As described in Issue 60, for plan years beginning on or after January 1, 2014, employees and dependents who are otherwise eligible for coverage under an employer’s group health plan cannot be required to satisfy a waiting period longer than 90 calendar days, including weekends and holidays.  In certain limited circumstances, a waiting period that runs more than 90 days may be permitted if: (1) it relates to criteria other than the passage of time, (2) the waiting period requires the employee to complete no more than a cumulative total of 1,200 hours of  service, or (3) for “variable hour” employees (i.e., individuals who are not full-time employees), the waiting period is no longer than 12 months (plus a short associated administrative period).

The final regulations continue to define waiting period as the time that must pass before coverage for an individual who is otherwise eligible to enroll under the terms of a group health plan can become effective.  Coverage will need to begin no later than the 91st day (or, where applicable, the 91st day after the employee otherwise satisfies one of the “authorized” waiting periods described above, or the new “orientation period” described below).  The regulations also address the following issues:

  • Employment-Based Orientation Period:  In response to the concern that a strict 90 day waiting period  (rather than a three calendar month or first of the month following a 90 day waiting period) is more confusing to participants and difficult to administer, the final regulations provide that employers may require individuals to complete a “reasonable and bona fide employment-based orientation period” as a condition for eligibility.  Essentially, this orientation period allows plans to delay eligibility and commencement of the 90 day waiting period for up to one month following an employee’s hire date.  The final regulations do not define an “employment-based orientation period” or specify the circumstances under which the duration of an orientation period will not be considered “reasonable or bona fide.”  Thus, there is considerable uncertainty regarding how plans should implement an orientation period.  However, until other guidance is issued and at least through 2014, employers may impose an orientation period not to exceed one month in duration. ​

Administration Tip:  From a practical perspective, this orientation period can be used as a means of delaying eligibility for a short period before the 90 day waiting period begins in order for employers to enroll all newly eligible employees within a given month on a standard date (rather than multiple dates based on individual hire dates).  An orientation period can also give administrators additional time to distribute enrollment materials.
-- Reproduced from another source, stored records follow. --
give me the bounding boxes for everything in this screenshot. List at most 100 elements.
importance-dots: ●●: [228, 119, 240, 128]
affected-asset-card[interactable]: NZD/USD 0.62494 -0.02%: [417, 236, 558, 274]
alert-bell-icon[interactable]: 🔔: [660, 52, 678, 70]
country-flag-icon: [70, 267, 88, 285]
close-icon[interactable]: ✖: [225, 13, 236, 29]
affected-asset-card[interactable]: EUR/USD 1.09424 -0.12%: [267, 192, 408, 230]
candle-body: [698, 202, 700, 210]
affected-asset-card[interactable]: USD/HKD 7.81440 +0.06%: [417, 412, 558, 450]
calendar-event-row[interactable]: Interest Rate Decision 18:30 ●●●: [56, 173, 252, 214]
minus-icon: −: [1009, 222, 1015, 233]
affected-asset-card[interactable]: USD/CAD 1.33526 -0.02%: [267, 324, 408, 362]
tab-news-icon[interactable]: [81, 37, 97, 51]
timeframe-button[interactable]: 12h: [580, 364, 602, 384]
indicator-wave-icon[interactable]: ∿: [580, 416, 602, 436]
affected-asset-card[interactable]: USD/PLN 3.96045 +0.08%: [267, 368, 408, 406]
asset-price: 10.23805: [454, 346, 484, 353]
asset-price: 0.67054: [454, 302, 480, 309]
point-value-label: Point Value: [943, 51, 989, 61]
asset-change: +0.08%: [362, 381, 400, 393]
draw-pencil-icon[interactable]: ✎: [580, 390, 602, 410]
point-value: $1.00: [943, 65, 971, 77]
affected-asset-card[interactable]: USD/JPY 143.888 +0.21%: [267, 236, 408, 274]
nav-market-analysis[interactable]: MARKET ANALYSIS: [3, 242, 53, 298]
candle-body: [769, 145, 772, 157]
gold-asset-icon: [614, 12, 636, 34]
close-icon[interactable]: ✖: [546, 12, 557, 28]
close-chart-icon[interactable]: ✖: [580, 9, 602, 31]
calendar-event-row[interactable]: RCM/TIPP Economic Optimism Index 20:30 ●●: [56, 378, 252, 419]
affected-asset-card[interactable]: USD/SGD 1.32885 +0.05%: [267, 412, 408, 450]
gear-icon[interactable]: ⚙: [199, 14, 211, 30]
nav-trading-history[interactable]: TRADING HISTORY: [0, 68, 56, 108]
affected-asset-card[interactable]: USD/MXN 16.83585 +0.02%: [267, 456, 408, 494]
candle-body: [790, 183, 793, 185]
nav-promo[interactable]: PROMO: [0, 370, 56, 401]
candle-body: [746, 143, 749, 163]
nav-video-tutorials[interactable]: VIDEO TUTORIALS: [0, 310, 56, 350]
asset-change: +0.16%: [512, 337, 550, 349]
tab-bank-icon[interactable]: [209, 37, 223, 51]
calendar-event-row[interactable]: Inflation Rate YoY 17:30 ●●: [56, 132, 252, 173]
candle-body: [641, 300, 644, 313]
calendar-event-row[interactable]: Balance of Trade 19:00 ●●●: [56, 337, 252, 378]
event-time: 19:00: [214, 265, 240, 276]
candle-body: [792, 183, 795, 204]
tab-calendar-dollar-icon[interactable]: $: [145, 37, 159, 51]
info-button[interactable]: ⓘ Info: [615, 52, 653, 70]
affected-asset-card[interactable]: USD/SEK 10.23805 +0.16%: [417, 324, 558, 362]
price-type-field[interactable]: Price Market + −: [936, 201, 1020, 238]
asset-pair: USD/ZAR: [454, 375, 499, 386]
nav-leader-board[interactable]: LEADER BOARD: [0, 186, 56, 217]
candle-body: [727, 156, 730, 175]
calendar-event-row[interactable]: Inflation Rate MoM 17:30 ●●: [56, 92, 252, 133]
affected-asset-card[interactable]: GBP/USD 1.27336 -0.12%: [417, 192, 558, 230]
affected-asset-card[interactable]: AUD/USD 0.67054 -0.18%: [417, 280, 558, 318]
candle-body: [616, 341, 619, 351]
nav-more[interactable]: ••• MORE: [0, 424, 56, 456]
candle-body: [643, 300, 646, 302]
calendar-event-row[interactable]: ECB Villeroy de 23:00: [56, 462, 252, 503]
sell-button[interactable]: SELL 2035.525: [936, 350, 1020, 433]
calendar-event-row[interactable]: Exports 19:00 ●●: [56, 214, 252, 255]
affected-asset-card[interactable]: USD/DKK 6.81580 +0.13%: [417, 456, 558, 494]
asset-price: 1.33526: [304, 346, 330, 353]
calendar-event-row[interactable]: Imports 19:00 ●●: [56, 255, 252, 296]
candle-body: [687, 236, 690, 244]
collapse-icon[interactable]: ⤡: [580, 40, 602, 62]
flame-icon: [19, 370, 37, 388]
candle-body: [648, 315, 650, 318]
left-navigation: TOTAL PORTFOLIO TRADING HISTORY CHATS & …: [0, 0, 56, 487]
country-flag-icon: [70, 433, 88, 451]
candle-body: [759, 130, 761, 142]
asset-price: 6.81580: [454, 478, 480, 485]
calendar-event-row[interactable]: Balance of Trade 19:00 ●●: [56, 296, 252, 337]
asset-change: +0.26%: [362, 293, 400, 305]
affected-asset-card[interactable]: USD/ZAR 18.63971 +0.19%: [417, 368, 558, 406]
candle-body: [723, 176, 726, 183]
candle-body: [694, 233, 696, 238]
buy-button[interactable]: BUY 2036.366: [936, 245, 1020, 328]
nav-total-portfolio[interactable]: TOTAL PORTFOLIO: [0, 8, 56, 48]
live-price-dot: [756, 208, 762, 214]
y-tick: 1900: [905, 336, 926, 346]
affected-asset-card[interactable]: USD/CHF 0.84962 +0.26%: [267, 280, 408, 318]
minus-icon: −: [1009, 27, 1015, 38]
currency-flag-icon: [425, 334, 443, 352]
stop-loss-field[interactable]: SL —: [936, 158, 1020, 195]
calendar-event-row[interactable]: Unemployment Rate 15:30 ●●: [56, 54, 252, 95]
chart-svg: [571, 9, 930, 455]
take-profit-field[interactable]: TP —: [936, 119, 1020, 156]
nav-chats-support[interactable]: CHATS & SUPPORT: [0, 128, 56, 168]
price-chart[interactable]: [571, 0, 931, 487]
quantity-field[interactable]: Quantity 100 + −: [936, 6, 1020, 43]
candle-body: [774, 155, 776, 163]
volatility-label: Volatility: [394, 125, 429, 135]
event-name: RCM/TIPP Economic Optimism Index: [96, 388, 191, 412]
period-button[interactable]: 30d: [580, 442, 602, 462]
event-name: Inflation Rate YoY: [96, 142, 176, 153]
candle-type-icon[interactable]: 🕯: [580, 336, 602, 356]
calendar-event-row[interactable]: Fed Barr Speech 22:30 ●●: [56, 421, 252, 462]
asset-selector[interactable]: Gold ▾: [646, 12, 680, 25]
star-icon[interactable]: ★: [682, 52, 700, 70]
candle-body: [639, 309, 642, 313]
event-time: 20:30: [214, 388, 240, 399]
  • Rehired Employees and Job Transfers:  The final regulations clarify that a former employee who is rehired may be treated as newly eligible for coverage upon rehire, and the plan may require the individual to complete the waiting period again if reasonable under the circumstances (i.e., termination and rehire cannot be used as a means to avoid the 90-day waiting period limitation).

Similarly, employees who transfer from a job classification that is ineligible for coverage back to an eligible job classification may be required to complete the applicable waiting period again.

  • Multiemployer Plan Exception:  The final regulations codify an earlier Department of Labor FAQ relating to multiemployer plans that suggests those plans might have some leeway to enroll otherwise eligible individuals after 90 days due to their “unique operating structure.”  The regulations provide an example of a multiemployer plan operated pursuant to an arms-length collective bargaining agreement that has an eligibility provision allowing employees to become eligible by working a specified number of hours in covered employment for multiple contributing employers. The plan aggregates hours in a calendar quarter and then, if enough hours are earned, begins coverage the first day of  the next calendar quarter.  The plan also permits coverage to extend for the next full calendar quarter, regardless of whether an employee’s employment has terminated.  The regulations conclude that the plan is acceptable even though it may enroll individuals after the 90-day waiting period limitation. 

Administration Tip:  While the final regulations do not clarify how broadly this FAQ can be interpreted, it appears that, at the very least, it would be reasonable to apply this exception in the context of a waiting period that requires employees to accumulate hours during a calendar quarter (i.e., slightly more than 90 days) to be applied toward coverage that takes effect in the next calendar quarter.  However, it does not appear that this guidance creates a blank check for multiemployer plans to impose waiting periods significantly longer than 90 days without scrutiny from the Departments.  Instead, plan sponsors will need to consider all facts and circumstances in making the determination as to whether the provisions under the multiemployer plan are similar to the example provided in the final regulations.

Certificates of Creditable Coverage

Under the Affordable Care Act, health plans may not impose any preexisting condition exclusions effective for health plans years beginning on or after January 1, 2014.  Soon certificates of creditable coverage, which are used to offset preexisting condition exclusionary time periods, will no longer be necessary.  Accordingly, the final regulations provide that, beginning December 31, 2014, health plans will no longer need to issue certificates of creditable coverage.